The accidental $700 transaction was made at Tian Jin Fong Kee.
PHOTO: Lianhe Zaobao, Google maps/HF Lei

William Fong was checking the electronic payment transactions for his hawker stall on Tuesday (March 14) night when he noticed something was amiss. 

Someone had transferred $700 via PayLah that evening for a meal that was only $7 — $693 more than they were supposed to pay. 

Surprised by this discovery, the 52-year-old who runs dumpling stall Tian Jin Fong Kee, took to Facebook group Hawkers United - Dabao 2020 in an attempted to find the customer. 

Two days later, the customer surnamed Li came back to the stall and Fong returned the balance to her, he said in an update on Facebook. 

Besides thanking those who pitched in with finding the customer, the hawker said there is something for everyone to learn from this incident. 

"For the IT service providers, it is good to standardised the format for keying in the amount. For customers, please check before you make payment.

"For hawkers, please help to double-check the payment details to prevent errors. For Nets, a hotline will work better for hawkers than email. For banks, a hotline will work better for hawkers other than going to the bank," he said. 

Speaking to Lianhe Zaobao, Fong explained that it usually takes longer to process a refund through Nets or a bank.

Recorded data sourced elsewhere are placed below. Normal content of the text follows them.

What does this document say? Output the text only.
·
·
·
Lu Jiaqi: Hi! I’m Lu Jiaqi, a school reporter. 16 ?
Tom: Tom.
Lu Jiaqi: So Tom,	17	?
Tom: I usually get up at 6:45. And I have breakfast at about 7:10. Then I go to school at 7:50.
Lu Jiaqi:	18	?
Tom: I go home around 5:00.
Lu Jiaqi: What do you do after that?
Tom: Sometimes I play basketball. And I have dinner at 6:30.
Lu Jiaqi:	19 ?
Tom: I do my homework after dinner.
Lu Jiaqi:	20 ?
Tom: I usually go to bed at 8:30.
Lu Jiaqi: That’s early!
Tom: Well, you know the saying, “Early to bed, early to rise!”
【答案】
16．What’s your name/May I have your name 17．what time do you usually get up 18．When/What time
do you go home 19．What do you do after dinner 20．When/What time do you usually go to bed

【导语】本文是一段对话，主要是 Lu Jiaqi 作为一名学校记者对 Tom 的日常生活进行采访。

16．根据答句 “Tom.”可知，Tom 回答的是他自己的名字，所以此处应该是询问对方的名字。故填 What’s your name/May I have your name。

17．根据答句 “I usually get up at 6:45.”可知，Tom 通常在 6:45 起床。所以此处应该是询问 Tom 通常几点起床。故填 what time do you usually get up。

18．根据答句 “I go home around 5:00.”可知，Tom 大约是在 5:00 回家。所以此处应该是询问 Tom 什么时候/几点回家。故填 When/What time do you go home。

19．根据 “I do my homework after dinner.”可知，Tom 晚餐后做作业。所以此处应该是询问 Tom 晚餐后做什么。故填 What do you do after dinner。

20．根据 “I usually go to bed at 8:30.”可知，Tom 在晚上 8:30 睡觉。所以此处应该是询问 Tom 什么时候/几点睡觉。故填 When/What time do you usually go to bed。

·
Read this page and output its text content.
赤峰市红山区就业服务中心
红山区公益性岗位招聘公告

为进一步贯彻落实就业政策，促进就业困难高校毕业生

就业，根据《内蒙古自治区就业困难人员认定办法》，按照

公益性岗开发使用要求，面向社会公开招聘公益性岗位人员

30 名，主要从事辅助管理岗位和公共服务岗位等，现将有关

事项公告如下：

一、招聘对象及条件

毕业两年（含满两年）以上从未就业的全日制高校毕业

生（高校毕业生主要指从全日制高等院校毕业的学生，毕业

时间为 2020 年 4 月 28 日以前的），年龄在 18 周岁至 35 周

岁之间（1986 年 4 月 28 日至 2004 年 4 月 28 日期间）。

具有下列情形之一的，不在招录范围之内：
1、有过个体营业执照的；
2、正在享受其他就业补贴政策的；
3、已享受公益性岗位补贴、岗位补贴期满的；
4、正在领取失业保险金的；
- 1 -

Hence, he decided to turn to Facebook to try and find the customer. 

He also said he didn't disclose his stall's name in the social media post because he didn't want dishonest people to "try their luck". 

When Li turned up at his stall to claim her money, Fong also verified her transaction records to confirm she was the customer who had overpaid before returning her the balance. 

Customer grateful for hawker's honesty 

Li told the Chinese daily that she is grateful for the hawker's honesty. 

The 55-year-old woman said she only realised she had paid an extra $693 for her food after she received an email notification with the bank transfer details. 

While Li is a frequent user of e-payment, she said some of these platforms require users to enter decimal points. 

She admitted that she was careless when she keyed in the amount during payment and hence transferred $700 instead of $7 to Fong. 

While Li had a shock from this incident, she told Zaobao it will not deter her from continuing to use e-payment, adding that she will double-check payment details in future.